What is the significance of February 2?
If you said it’s the second day of Black History Month, You would be correct, but that is not the answer I’m looking for. February 2, 1948, was the date that Silas Herbert Hunt enrolled in the University of Arkansas School of Law. Mr. Hunt was an African American World War II Veteran with a BA in English from the Agricultural, Mechanical, and Normal College (AM&N and now the University of Arkansas) at Pine Bluff. His enrollment signified the first time a black student had been officially admitted to a white Southern university since Reconstruction, and the first-ever admitted for graduate or professional studies. Mr. Hunt was admitted, but the University was still segregated, and his classes were relegated to the basement of the Law School. He was a serious student but became ill in April of 1949 and died from Tuberculosis.

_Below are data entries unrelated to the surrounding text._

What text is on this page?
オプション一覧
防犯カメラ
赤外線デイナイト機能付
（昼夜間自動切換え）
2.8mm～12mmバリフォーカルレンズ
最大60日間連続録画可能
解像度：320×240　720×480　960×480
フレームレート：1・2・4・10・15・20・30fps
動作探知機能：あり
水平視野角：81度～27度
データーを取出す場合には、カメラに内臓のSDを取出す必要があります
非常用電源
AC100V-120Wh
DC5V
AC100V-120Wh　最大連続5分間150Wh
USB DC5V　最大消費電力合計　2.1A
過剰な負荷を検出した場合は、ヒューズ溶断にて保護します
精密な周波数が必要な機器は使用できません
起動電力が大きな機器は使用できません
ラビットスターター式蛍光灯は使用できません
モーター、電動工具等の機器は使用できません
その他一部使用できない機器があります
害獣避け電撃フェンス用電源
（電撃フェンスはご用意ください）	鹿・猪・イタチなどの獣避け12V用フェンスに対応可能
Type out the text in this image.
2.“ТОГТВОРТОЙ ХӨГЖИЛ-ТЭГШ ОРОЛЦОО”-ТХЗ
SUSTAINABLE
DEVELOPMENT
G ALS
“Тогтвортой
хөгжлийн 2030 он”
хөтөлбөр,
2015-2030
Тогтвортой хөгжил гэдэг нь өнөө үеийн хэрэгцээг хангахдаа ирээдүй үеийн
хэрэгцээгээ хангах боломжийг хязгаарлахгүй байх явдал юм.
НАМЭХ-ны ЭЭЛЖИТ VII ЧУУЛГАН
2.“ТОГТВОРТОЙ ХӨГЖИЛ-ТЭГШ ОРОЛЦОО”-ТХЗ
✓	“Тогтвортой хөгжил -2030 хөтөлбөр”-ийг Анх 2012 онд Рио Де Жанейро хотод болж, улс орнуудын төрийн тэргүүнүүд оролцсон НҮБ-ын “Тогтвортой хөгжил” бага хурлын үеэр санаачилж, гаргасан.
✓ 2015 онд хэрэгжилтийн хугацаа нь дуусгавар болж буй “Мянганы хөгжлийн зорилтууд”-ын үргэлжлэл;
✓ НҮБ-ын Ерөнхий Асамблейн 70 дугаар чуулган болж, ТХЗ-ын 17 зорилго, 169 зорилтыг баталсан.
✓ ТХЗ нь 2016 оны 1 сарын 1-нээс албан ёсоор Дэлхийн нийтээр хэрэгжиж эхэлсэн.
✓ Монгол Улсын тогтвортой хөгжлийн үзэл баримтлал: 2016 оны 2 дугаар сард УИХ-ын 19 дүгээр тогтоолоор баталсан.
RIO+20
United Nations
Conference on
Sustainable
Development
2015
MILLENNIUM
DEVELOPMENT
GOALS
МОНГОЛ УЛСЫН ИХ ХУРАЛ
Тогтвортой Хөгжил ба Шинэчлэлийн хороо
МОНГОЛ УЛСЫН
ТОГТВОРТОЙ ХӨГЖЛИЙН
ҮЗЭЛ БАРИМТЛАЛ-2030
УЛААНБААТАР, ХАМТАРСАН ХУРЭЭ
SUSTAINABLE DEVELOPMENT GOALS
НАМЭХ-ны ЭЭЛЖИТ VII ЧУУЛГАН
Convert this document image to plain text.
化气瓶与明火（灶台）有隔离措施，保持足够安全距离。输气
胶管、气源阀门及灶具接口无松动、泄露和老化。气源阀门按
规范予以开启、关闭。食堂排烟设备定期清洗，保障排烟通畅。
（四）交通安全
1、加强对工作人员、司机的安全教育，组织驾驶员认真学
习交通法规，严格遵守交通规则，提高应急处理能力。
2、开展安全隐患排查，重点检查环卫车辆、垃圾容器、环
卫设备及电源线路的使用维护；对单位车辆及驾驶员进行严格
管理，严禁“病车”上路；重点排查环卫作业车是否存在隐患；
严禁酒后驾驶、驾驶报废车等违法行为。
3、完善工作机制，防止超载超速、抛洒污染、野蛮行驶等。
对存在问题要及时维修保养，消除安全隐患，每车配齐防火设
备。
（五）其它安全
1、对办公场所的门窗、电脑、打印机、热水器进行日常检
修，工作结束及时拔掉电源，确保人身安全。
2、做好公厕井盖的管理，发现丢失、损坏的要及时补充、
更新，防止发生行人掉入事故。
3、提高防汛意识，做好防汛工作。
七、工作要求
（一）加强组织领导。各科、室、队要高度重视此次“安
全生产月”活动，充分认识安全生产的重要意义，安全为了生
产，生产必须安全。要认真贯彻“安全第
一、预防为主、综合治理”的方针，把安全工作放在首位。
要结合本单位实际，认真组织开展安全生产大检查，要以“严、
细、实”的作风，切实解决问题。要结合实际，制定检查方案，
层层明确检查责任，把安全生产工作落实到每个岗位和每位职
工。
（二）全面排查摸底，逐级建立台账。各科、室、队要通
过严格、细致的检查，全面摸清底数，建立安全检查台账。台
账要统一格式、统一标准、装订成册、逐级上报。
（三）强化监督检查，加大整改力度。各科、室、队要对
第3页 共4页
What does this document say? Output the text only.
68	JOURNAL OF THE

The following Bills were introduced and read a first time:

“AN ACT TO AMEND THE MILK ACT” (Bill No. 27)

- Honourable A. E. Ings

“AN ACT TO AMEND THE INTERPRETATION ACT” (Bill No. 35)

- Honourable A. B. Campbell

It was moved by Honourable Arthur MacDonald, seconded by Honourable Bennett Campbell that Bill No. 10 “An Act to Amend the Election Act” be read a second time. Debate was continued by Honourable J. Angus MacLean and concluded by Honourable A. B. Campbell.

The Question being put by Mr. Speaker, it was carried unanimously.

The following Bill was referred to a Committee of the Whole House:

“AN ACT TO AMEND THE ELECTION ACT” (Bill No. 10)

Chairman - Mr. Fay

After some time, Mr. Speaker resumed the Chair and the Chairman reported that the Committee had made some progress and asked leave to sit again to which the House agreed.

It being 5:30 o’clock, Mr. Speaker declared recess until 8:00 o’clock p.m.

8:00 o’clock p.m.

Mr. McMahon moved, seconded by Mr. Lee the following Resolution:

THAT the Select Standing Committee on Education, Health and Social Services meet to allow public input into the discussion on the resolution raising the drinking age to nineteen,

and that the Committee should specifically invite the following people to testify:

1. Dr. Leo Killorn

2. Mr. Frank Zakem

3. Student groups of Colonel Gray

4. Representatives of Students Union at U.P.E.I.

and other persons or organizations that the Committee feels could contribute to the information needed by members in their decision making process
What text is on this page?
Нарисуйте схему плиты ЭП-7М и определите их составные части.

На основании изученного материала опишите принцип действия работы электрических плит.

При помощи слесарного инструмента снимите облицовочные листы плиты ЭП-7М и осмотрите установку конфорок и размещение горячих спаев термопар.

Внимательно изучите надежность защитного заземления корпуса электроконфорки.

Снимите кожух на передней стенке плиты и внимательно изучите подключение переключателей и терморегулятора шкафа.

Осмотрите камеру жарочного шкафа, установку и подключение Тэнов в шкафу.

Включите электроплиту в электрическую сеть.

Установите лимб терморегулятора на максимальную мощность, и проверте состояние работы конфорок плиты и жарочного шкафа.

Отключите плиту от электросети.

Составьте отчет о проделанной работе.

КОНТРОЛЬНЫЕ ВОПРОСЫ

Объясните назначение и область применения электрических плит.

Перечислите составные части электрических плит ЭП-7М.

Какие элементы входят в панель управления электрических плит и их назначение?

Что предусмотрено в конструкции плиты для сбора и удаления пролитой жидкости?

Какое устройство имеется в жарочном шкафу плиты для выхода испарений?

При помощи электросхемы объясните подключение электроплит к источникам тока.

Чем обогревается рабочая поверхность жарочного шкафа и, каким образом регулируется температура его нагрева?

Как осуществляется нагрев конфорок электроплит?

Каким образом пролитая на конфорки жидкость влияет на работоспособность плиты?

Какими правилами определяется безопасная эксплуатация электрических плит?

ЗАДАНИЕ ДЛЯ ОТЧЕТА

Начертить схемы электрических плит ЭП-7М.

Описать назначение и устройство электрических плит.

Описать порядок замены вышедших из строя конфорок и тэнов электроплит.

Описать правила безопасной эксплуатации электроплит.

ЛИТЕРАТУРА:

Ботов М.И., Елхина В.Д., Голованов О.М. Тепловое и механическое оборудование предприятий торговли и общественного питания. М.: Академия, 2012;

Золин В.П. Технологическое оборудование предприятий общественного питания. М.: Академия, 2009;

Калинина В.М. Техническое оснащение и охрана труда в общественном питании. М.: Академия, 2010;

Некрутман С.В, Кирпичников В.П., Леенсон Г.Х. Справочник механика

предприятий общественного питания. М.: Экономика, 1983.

As we leave a month of celebrating the life and legacy of Rev. Dr. Martin Luther King, Jr. and move into February, Black History Month, it is only fitting that we recognize and honor the man who opened the doors for Black Students at the University of Arkansas. Mr. Hunt has been honored for his achievements in several ways; The U of A awards the Silas Hunt Distinguished Scholar Award to a deserving Black student, the Law School awarded Hunt a posthumous degree in 2008, a sculpture honoring him was placed on campus in 2012, and in 2007 the state legislature made February 2, the day Hunt enrolled in classes, a memorial day in his name.
There are a host of activities on campus for students celebrating Black History. Alumni and friends, you probably have several activities in your community and on your personal calendar. This year, I ask that on February 2, you remember and honor Silas Herbert Hunt by saying his name and sharing his story.